Sejarah Kapal Selam Indonesia
Indonesia pernah mengoperasikan kapal selam yang terdiri dari 12 kapal kelas Whiskey yang dibeli dari Uni Soviet pada 1960-an dan 70-an.
Namun, pada hari -- hari ini, Indonesia hanya mengoperasikan lima kapal selam.
Indonesia telah menyatakan minatnya untuk memperoleh lebih banyak kapal selam untuk melindungi kepentingan nasional dan menjaga sumber daya dan jalur laut.
Pada tahun 2006, Agence France-Presse melaporkan bahwa Indonesia sedang mempertimbangkan untuk membeli total 12 kapal selam dari Rusia, Korea Selatan, atau China. Karena keterbatasan anggaran, pengadaan ini tidak terwujud; Meski demikian, petinggi TNI-AL tetap mengutarakan aspirasi untuk armada kapal selam yang besar.
Pada tahun 2010 Wakil Kepala Staf Angkatan Laut Wakil Laksamana Marsetio menyatakan keyakinannya bahwa Indonesia membutuhkan 39 kapal selam lagi untuk melindungi wilayah laut negara yang luas dari ancaman eksternal.
Laporan media yang mengutip Rencana Strategis Pertahanan Indonesia 2024 mencatat bahwa dokumen tersebut bertujuan untuk memiliki kemampuan setidaknya 10 kapal selam.
Modernisasi dan Kemampuan Kapal Selam Indonesia Saat Ini
Sejak akhir 1990-an, Indonesia terus memodernisasi berbagai aspek struktur militernya, termasuk alutsista.
Kapal selam kelas Cakra, termasuk KRI Nanggala-402, yang telah dikomisikan sejak 1981 menjalani perbaikan besar pada kesempatan yang berbeda, awalnya oleh HDW dan kemudian oleh Daewoo Shipbuilding & Marine Engineering (DSME) Korea Selatan.

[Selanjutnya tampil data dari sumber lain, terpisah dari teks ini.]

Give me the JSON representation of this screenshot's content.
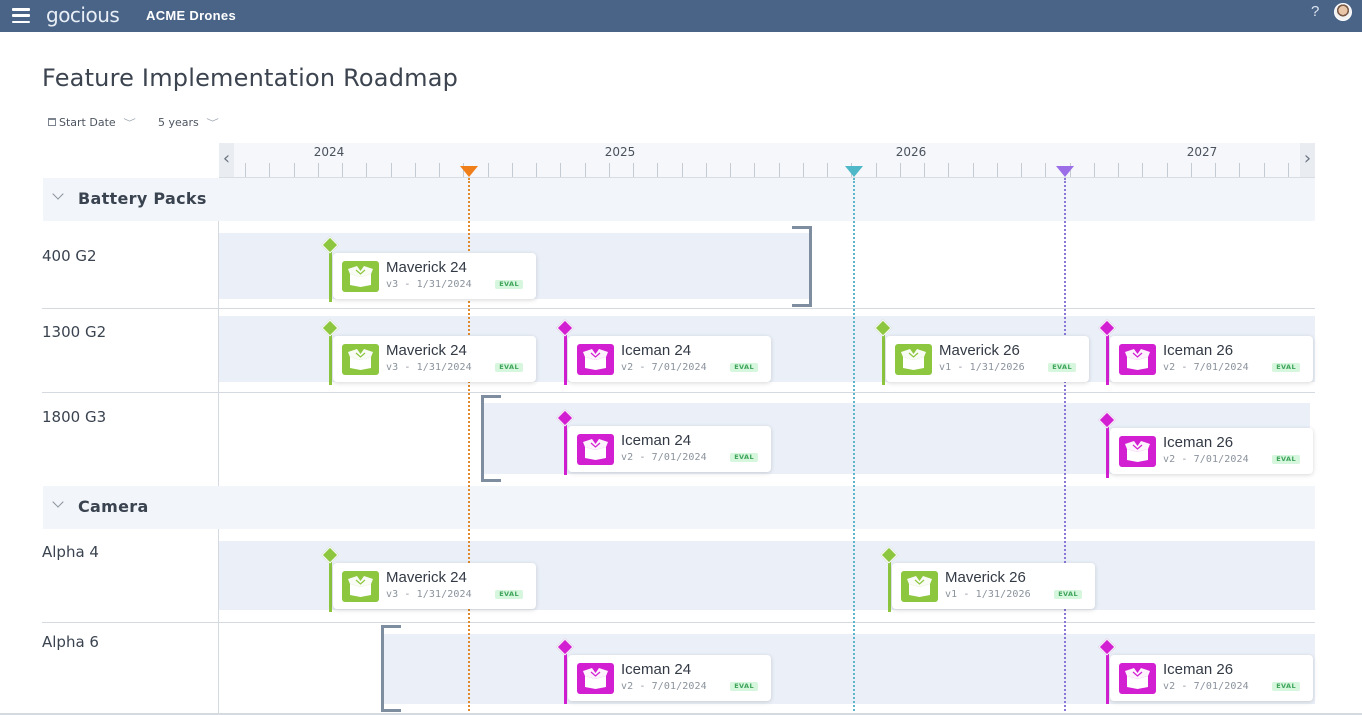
{
  "app": {
    "logo_text": "gocious",
    "company": "ACME Drones",
    "help_label": "?"
  },
  "page": {
    "title": "Feature Implementation Roadmap"
  },
  "filters": {
    "start_date_label": "Start Date",
    "range_label": "5 years"
  },
  "timeline": {
    "prev_label": "‹",
    "next_label": "›",
    "years": [
      "2024",
      "2025",
      "2026",
      "2027"
    ],
    "markers": [
      {
        "name": "orange-marker",
        "color": "#f07f1a",
        "line_color": "#e08a2c"
      },
      {
        "name": "teal-marker",
        "color": "#4fb8c8",
        "line_color": "#5ab6c8"
      },
      {
        "name": "purple-marker",
        "color": "#9b6ee8",
        "line_color": "#8a77d6"
      }
    ]
  },
  "colors": {
    "maverick": "#8dc63f",
    "iceman": "#d21fd2",
    "badge_bg": "#d6f6dd",
    "badge_text": "#3ea45a",
    "header_bg": "#4a6488"
  },
  "groups": [
    {
      "label": "Battery Packs",
      "rows": [
        {
          "label": "400 G2",
          "items": [
            {
              "title": "Maverick 24",
              "subtitle": "v3 - 1/31/2024",
              "badge": "EVAL",
              "type": "maverick"
            }
          ]
        },
        {
          "label": "1300 G2",
          "items": [
            {
              "title": "Maverick 24",
              "subtitle": "v3 - 1/31/2024",
              "badge": "EVAL",
              "type": "maverick"
            },
            {
              "title": "Iceman 24",
              "subtitle": "v2 - 7/01/2024",
              "badge": "EVAL",
              "type": "iceman"
            },
            {
              "title": "Maverick 26",
              "subtitle": "v1 - 1/31/2026",
              "badge": "EVAL",
              "type": "maverick"
            },
            {
              "title": "Iceman 26",
              "subtitle": "v2 - 7/01/2024",
              "badge": "EVAL",
              "type": "iceman"
            }
          ]
        },
        {
          "label": "1800 G3",
          "items": [
            {
              "title": "Iceman 24",
              "subtitle": "v2 - 7/01/2024",
              "badge": "EVAL",
              "type": "iceman"
            },
            {
              "title": "Iceman 26",
              "subtitle": "v2 - 7/01/2024",
              "badge": "EVAL",
              "type": "iceman"
            }
          ]
        }
      ]
    },
    {
      "label": "Camera",
      "rows": [
        {
          "label": "Alpha 4",
          "items": [
            {
              "title": "Maverick 24",
              "subtitle": "v3 - 1/31/2024",
              "badge": "EVAL",
              "type": "maverick"
            },
            {
              "title": "Maverick 26",
              "subtitle": "v1 - 1/31/2026",
              "badge": "EVAL",
              "type": "maverick"
            }
          ]
        },
        {
          "label": "Alpha 6",
          "items": [
            {
              "title": "Iceman 24",
              "subtitle": "v2 - 7/01/2024",
              "badge": "EVAL",
              "type": "iceman"
            },
            {
              "title": "Iceman 26",
              "subtitle": "v2 - 7/01/2024",
              "badge": "EVAL",
              "type": "iceman"
            }
          ]
        }
      ]
    }
  ]
}
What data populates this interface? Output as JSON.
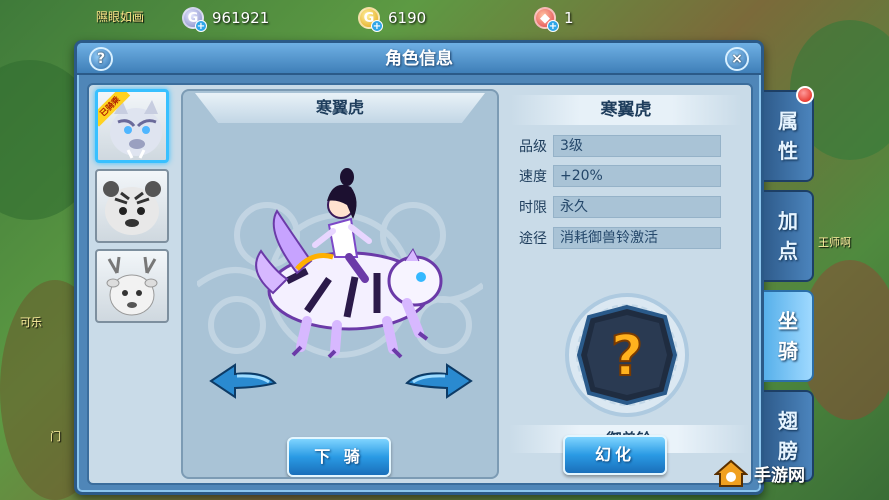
{
  "top_bar": {
    "player_name": "隰眼如画",
    "silver": {
      "icon": "silver-coin-icon",
      "value": "961921"
    },
    "gold": {
      "icon": "gold-coin-icon",
      "value": "6190"
    },
    "gem": {
      "icon": "gem-icon",
      "value": "1"
    }
  },
  "panel": {
    "title": "角色信息",
    "help_label": "?",
    "close_label": "×"
  },
  "mounts": [
    {
      "name": "寒翼虎",
      "badge": "已骑乘",
      "active": true
    },
    {
      "name": "mount-2",
      "active": false
    },
    {
      "name": "mount-3",
      "active": false
    }
  ],
  "stage": {
    "mount_name": "寒翼虎",
    "dismount_label": "下 骑"
  },
  "info": {
    "title": "寒翼虎",
    "rows": [
      {
        "key": "品级",
        "value": "3级"
      },
      {
        "key": "速度",
        "value": "+20%"
      },
      {
        "key": "时限",
        "value": "永久"
      },
      {
        "key": "途径",
        "value": "消耗御兽铃激活"
      }
    ],
    "slot_label": "御兽铃",
    "slot_icon": "question-mark-icon",
    "transform_label": "幻化"
  },
  "tabs": [
    {
      "label": "属性",
      "active": false
    },
    {
      "label": "加点",
      "active": false
    },
    {
      "label": "坐骑",
      "active": true
    },
    {
      "label": "翅膀",
      "active": false
    }
  ],
  "background_npc_labels": [
    "王师啊",
    "可乐",
    "门"
  ],
  "watermark": {
    "text": "手游网"
  },
  "colors": {
    "panel_blue": "#4f86b8",
    "inner_bg": "#c9dbe8",
    "button_blue": "#2a9ae4",
    "active_tab": "#57b0ea",
    "notify_red": "#e0180c"
  }
}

Perbaikan ini menghasilkan modernisasi sistem propulsi serta sistem deteksi dan navigasi. Selain itu, DSME menambahkan sistem kendali tembakan dan tempur baru.
Pada bulan Desember 2011, Kementerian Pertahanan Indonesia menandatangani kontrak senilai $ 1,1 miliar dengan DSME untuk menambah Angkatan Lautnya dengan tiga kapal selam serang diesel-listrik Tipe 209/1400 pada tahun 2020.